The FBI will use the “public safety exception” to the Miranda rule in order to interrogate Dzhokhar Tsarnaev, the surviving Boston bomber, without having to read him his constitutional rights.
From ABC News:
The exception, according to the FBI‘s website, “permits law enforcement to engage in a limited and focused unwarned interrogation and allows the government to introduce the statement as direct evidence.”
“Police officers confronting situations that create a danger to themselves or others may ask questions designed to neutralize the threat without first providing a warning of rights,” according to the FBI.
Anticipating that Tsarnaev may be in a condition to be questioned, expect the activation of the president’s High-Value Detainee Interrogation Group (HIG).
The group, set up in 2009, is made up of agents from the FBI, CIA and the Defense Intelligence Agency. They have been on standby waiting for the moment the suspect was taken in.
According to the FBI, the HIG’s “mission is to gather and apply the nation’s best resources to collect intelligence from key terror suspects in order to prevent terrorist attacks against the United States and its allies.”
We know very little at this point about the conspiracy to bomb the Boston Marathon. Did the brothers act alone or did they have help? Are they part of a larger terrorist cell of Chechens located in the U.S.? And, most importantly, is there another, deadlier attack being planned that puts Americans in imminent danger?
The employment of the public safety exception giving the FBI the ability to question Tsarnaev without reading him his Miranda rights is a pretty good indication that the government is worried that our lack of hard information about the bombers’ background and associates puts the U.S. and its citizens at risk.
The “ticking bomb” scenario has never actually occurred. There has never been a situation where we have had a terrorist in custody who might supply us with information that would head off an imminent attack. Our interrogations of several high-value terrorists have indeed led to the disruption of plots and the arrest of other terrorists. But there has never been an instance where a terrorist in custody has given us information — or even possessed information — that could have led to the dismantling of an active plot that had gone operational.
This doesn’t mean that, at some point in the future, a ticking bomb scenario won’t arise. But it hasn’t yet, and the fact that it was used to justify torture makes its use problematic, at least in some people’s minds.
The scenario has been used to justify torture in the past. But here, it is being used to justify employing the public safety exception to Miranda. Emily Bazelon, writing in Slate, makes some excellent points about the exception, and explains how it has been used previously:
There is one specific circumstance in which it makes sense to hold off on Miranda. It’s exactly what the name of the exception suggests. The police can interrogate a suspect without offering him the benefit of Miranda if he could have information that’s of urgent concern for public safety. That may or may not be the case with Tsarnaev. The problem is that Attorney General Eric Holder has stretched the law beyond that scenario. And that should trouble anyone who worries about the police railroading suspects, which can end in false confessions.
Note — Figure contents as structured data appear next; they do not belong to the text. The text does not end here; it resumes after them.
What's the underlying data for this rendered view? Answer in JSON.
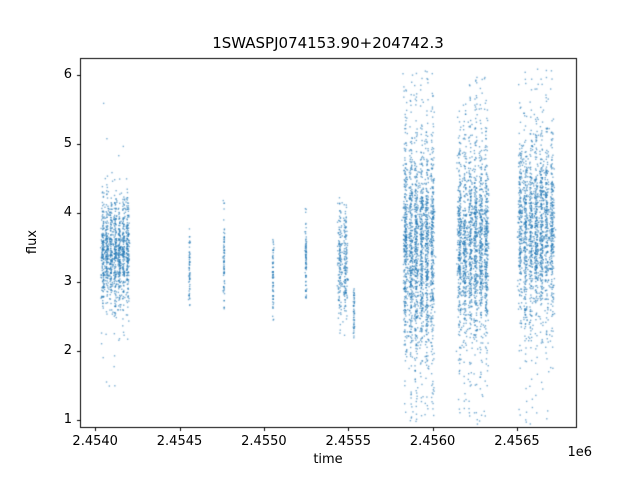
{
  "figure": {
    "background": "#ffffff"
  },
  "chart_data": {
    "type": "scatter",
    "title": "1SWASPJ074153.90+204742.3",
    "xlabel": "time",
    "ylabel": "flux",
    "x_offset_label": "1e6",
    "xlim": [
      2.45391,
      2.45685
    ],
    "ylim": [
      0.9,
      6.25
    ],
    "xticks": [
      {
        "value": 2.454,
        "label": "2.4540"
      },
      {
        "value": 2.4545,
        "label": "2.4545"
      },
      {
        "value": 2.455,
        "label": "2.4550"
      },
      {
        "value": 2.4555,
        "label": "2.4555"
      },
      {
        "value": 2.456,
        "label": "2.4560"
      },
      {
        "value": 2.4565,
        "label": "2.4565"
      }
    ],
    "yticks": [
      {
        "value": 1,
        "label": "1"
      },
      {
        "value": 2,
        "label": "2"
      },
      {
        "value": 3,
        "label": "3"
      },
      {
        "value": 4,
        "label": "4"
      },
      {
        "value": 5,
        "label": "5"
      },
      {
        "value": 6,
        "label": "6"
      }
    ],
    "marker_color": "#1f77b4",
    "marker_alpha": 0.6,
    "marker_size": 1.4,
    "seed": 7,
    "clusters": [
      {
        "x0": 2.45403,
        "x1": 2.4542,
        "stripes": 7,
        "n": 1150,
        "mean": 3.45,
        "sd": 0.4,
        "min": 1.5,
        "max": 5.65,
        "utail": 30
      },
      {
        "x0": 2.45455,
        "x1": 2.45456,
        "stripes": 1,
        "n": 55,
        "mean": 3.15,
        "sd": 0.28,
        "min": 2.65,
        "max": 3.8,
        "utail": 4
      },
      {
        "x0": 2.454755,
        "x1": 2.454765,
        "stripes": 1,
        "n": 65,
        "mean": 3.25,
        "sd": 0.35,
        "min": 2.5,
        "max": 4.35,
        "utail": 6
      },
      {
        "x0": 2.455045,
        "x1": 2.455055,
        "stripes": 1,
        "n": 60,
        "mean": 3.1,
        "sd": 0.3,
        "min": 2.45,
        "max": 3.75,
        "utail": 4
      },
      {
        "x0": 2.45524,
        "x1": 2.45525,
        "stripes": 1,
        "n": 75,
        "mean": 3.3,
        "sd": 0.33,
        "min": 2.5,
        "max": 4.1,
        "utail": 6
      },
      {
        "x0": 2.45543,
        "x1": 2.455495,
        "stripes": 2,
        "n": 260,
        "mean": 3.3,
        "sd": 0.42,
        "min": 2.2,
        "max": 4.3,
        "utail": 20
      },
      {
        "x0": 2.455525,
        "x1": 2.455535,
        "stripes": 1,
        "n": 45,
        "mean": 2.6,
        "sd": 0.22,
        "min": 2.15,
        "max": 3.0,
        "utail": 4
      },
      {
        "x0": 2.45582,
        "x1": 2.45601,
        "stripes": 6,
        "n": 1700,
        "mean": 3.5,
        "sd": 0.75,
        "min": 0.95,
        "max": 6.1,
        "utail": 230
      },
      {
        "x0": 2.45614,
        "x1": 2.45633,
        "stripes": 6,
        "n": 1550,
        "mean": 3.55,
        "sd": 0.72,
        "min": 0.95,
        "max": 6.0,
        "utail": 210
      },
      {
        "x0": 2.4565,
        "x1": 2.45672,
        "stripes": 7,
        "n": 1600,
        "mean": 3.75,
        "sd": 0.65,
        "min": 0.95,
        "max": 6.1,
        "utail": 190
      }
    ]
  }
}
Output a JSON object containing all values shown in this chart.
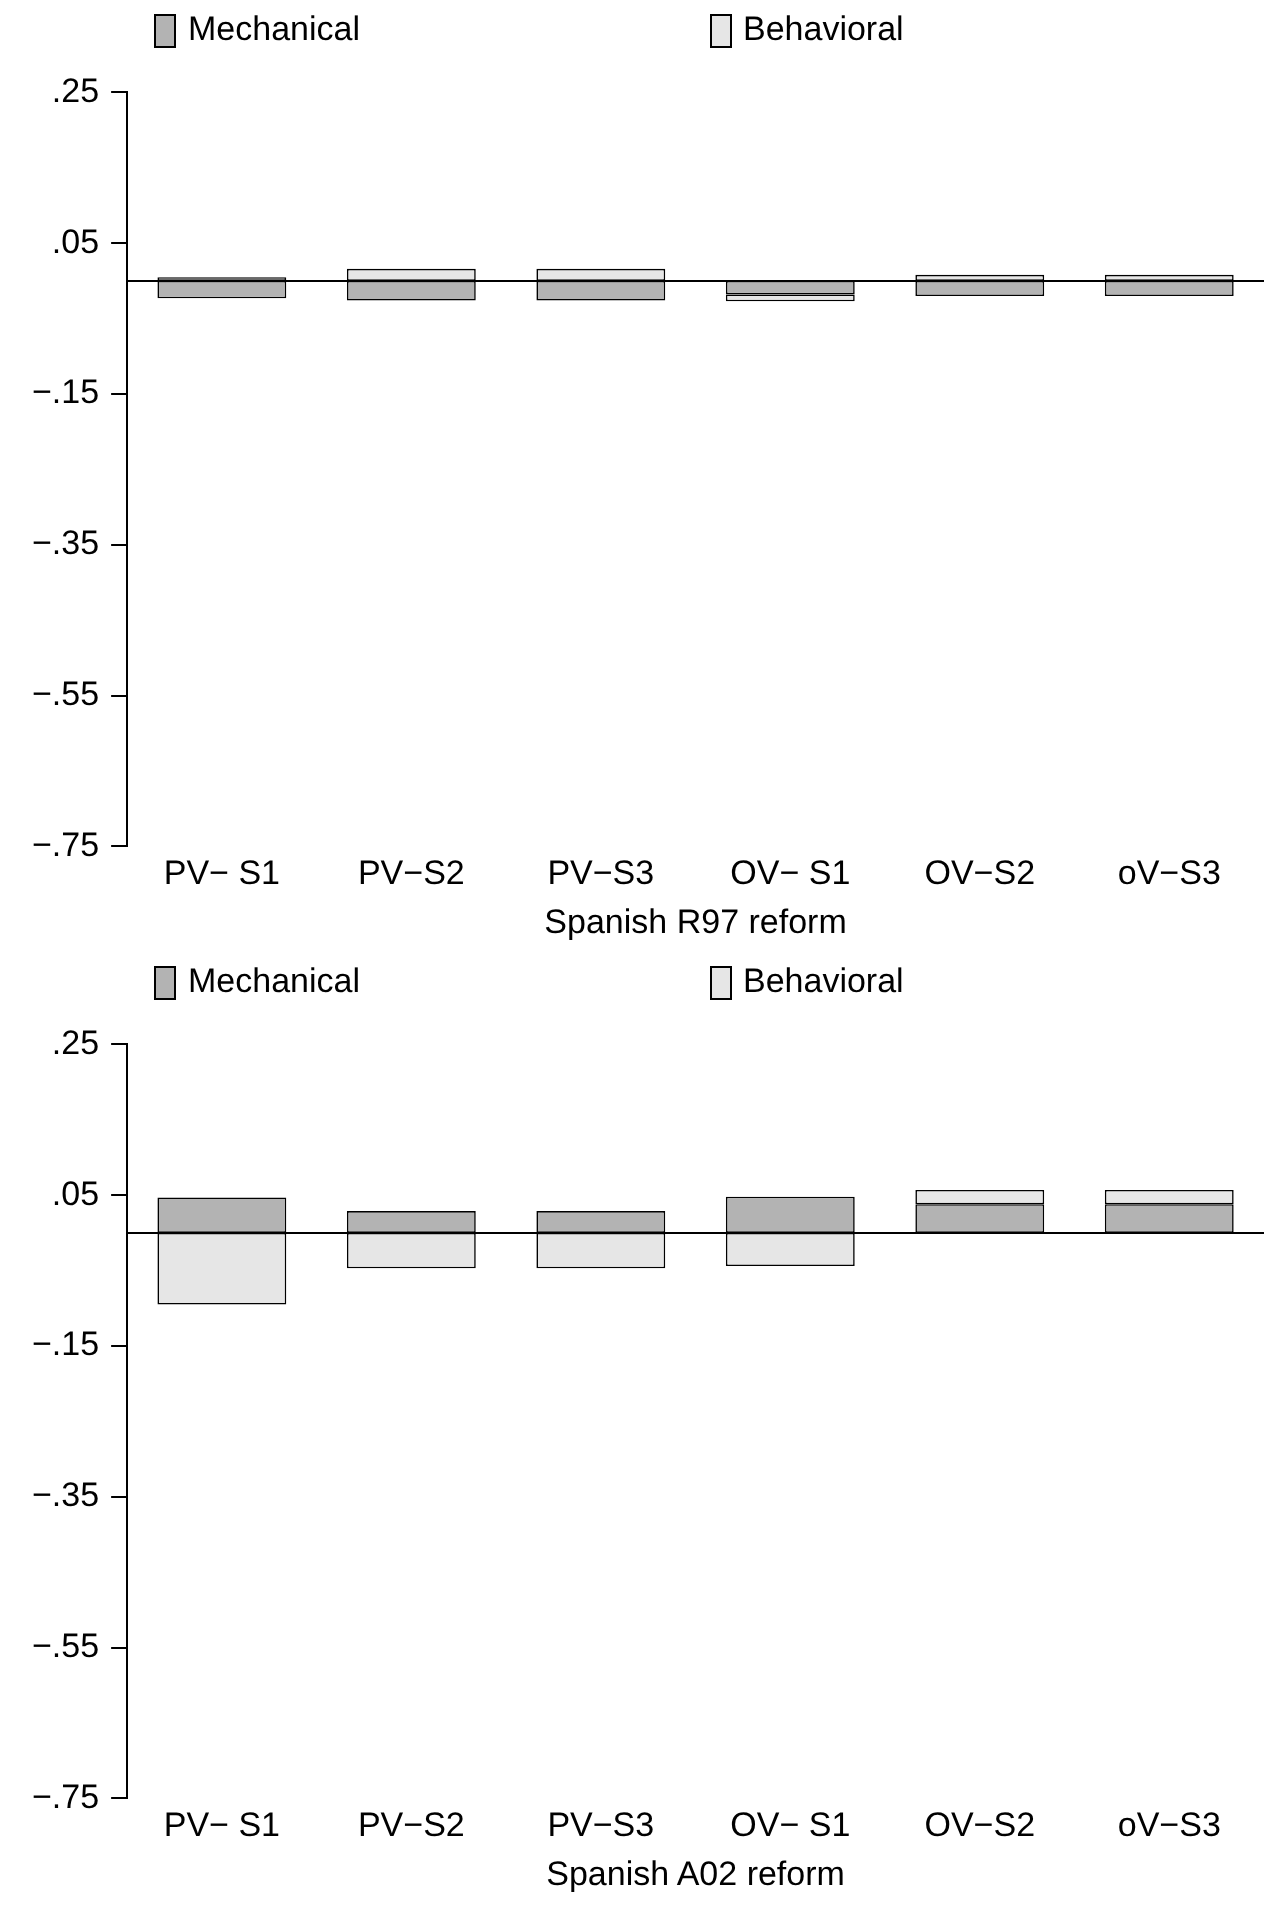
{
  "chart_data": [
    {
      "type": "bar",
      "xlabel": "Spanish R97 reform",
      "categories": [
        "PV− S1",
        "PV−S2",
        "PV−S3",
        "OV− S1",
        "OV−S2",
        "oV−S3"
      ],
      "stacked": true,
      "series": [
        {
          "name": "Mechanical",
          "color": "#b3b3b3",
          "values": [
            -0.023,
            -0.026,
            -0.026,
            -0.018,
            -0.02,
            -0.02
          ]
        },
        {
          "name": "Behavioral",
          "color": "#e6e6e6",
          "values": [
            0.005,
            0.016,
            0.016,
            -0.009,
            0.008,
            0.008
          ]
        }
      ],
      "ylim": [
        -0.75,
        0.25
      ],
      "yticks": [
        {
          "value": 0.25,
          "label": ".25"
        },
        {
          "value": 0.05,
          "label": ".05"
        },
        {
          "value": -0.15,
          "label": "−.15"
        },
        {
          "value": -0.35,
          "label": "−.35"
        },
        {
          "value": -0.55,
          "label": "−.55"
        },
        {
          "value": -0.75,
          "label": "−.75"
        }
      ],
      "ref_lines": [
        {
          "axis": "y",
          "value": 0,
          "color": "#000000"
        }
      ],
      "grid": false,
      "legend": "top"
    },
    {
      "type": "bar",
      "xlabel": "Spanish A02 reform",
      "categories": [
        "PV− S1",
        "PV−S2",
        "PV−S3",
        "OV− S1",
        "OV−S2",
        "oV−S3"
      ],
      "stacked": true,
      "series": [
        {
          "name": "Mechanical",
          "color": "#b3b3b3",
          "values": [
            0.047,
            0.029,
            0.029,
            0.048,
            0.038,
            0.038
          ]
        },
        {
          "name": "Behavioral",
          "color": "#e6e6e6",
          "values": [
            -0.095,
            -0.047,
            -0.047,
            -0.044,
            0.019,
            0.019
          ]
        }
      ],
      "ylim": [
        -0.75,
        0.25
      ],
      "yticks": [
        {
          "value": 0.25,
          "label": ".25"
        },
        {
          "value": 0.05,
          "label": ".05"
        },
        {
          "value": -0.15,
          "label": "−.15"
        },
        {
          "value": -0.35,
          "label": "−.35"
        },
        {
          "value": -0.55,
          "label": "−.55"
        },
        {
          "value": -0.75,
          "label": "−.75"
        }
      ],
      "ref_lines": [
        {
          "axis": "y",
          "value": 0,
          "color": "#000000"
        }
      ],
      "grid": false,
      "legend": "top"
    }
  ]
}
No matter how unsympathetic accused terrorists are, the precedents the government sets for them matter outside the easy context of questioning them. When the law gets bent out of shape for Dzhokhar Tsarnaev, it’s easier to bend out of shape of the rest of us.
Things start to get murkier in 2002, after the FBI bobbled the interrogation of Zacarias Moussaoui, the 20th 9/11 hijacker—the one who didn’t get on the plane—former FBI special agent Coleen Rowley wrote a memo pleading that “if prevention rather than prosecution is to be our new main goal, (an objective I totally agree with), we need more guidance on when we can apply the Quarles ‘public safety’ exception to Miranda’s 5th Amendment requirements.” For a while, nothing much happened.
Then the Christmas Day bomber, Umar Farouk Abdulmutallab, was apprehended in December 2009, before he could blow up a plane bound for Detroit. The FBI invoked the public safety exception and interrogated. When the agents stopped questioning Abdulmutallab after 50 minutes and Mirandized him—after getting what they said was valuable information— Abdulmutallab asked for a lawyer and stopped talking. Republicans in Congress denounced the Obama administration for going soft.
Bazelon worries that the public safety exception will be abused by authorities if it is used unjudiciously. This is certainly something that should concern all of us.
But when authorities are confronted with so many unknowns regarding Tsarnaev, the public safety exception is a wise and prudent tool that federal agents can use to try and glean vital information — if the terrorist is in a mood to talk. The younger Tsarnaev is intelligent and apparently thoroughly Americanized. It is possible he knows he doesn’t have to speak to authorities anyway.
So the feds might find themselves back to square one even with the public safety exemption. As an American citizen, Tsarnaev will enter the justice system with some of the best lawyers in the country defending him. He won’t be sent to Guantanamo. He won’t be tortured. He might not even be convicted.
And sometime today, he will be read his Miranda rights and will not be under pressure to share whatever he knows, if anything, about future plots or other conspirators. It is frustrating to realize that in the age of terror, our laws and our Constitution are sometimes incapable of stretching far enough to adequately protect us.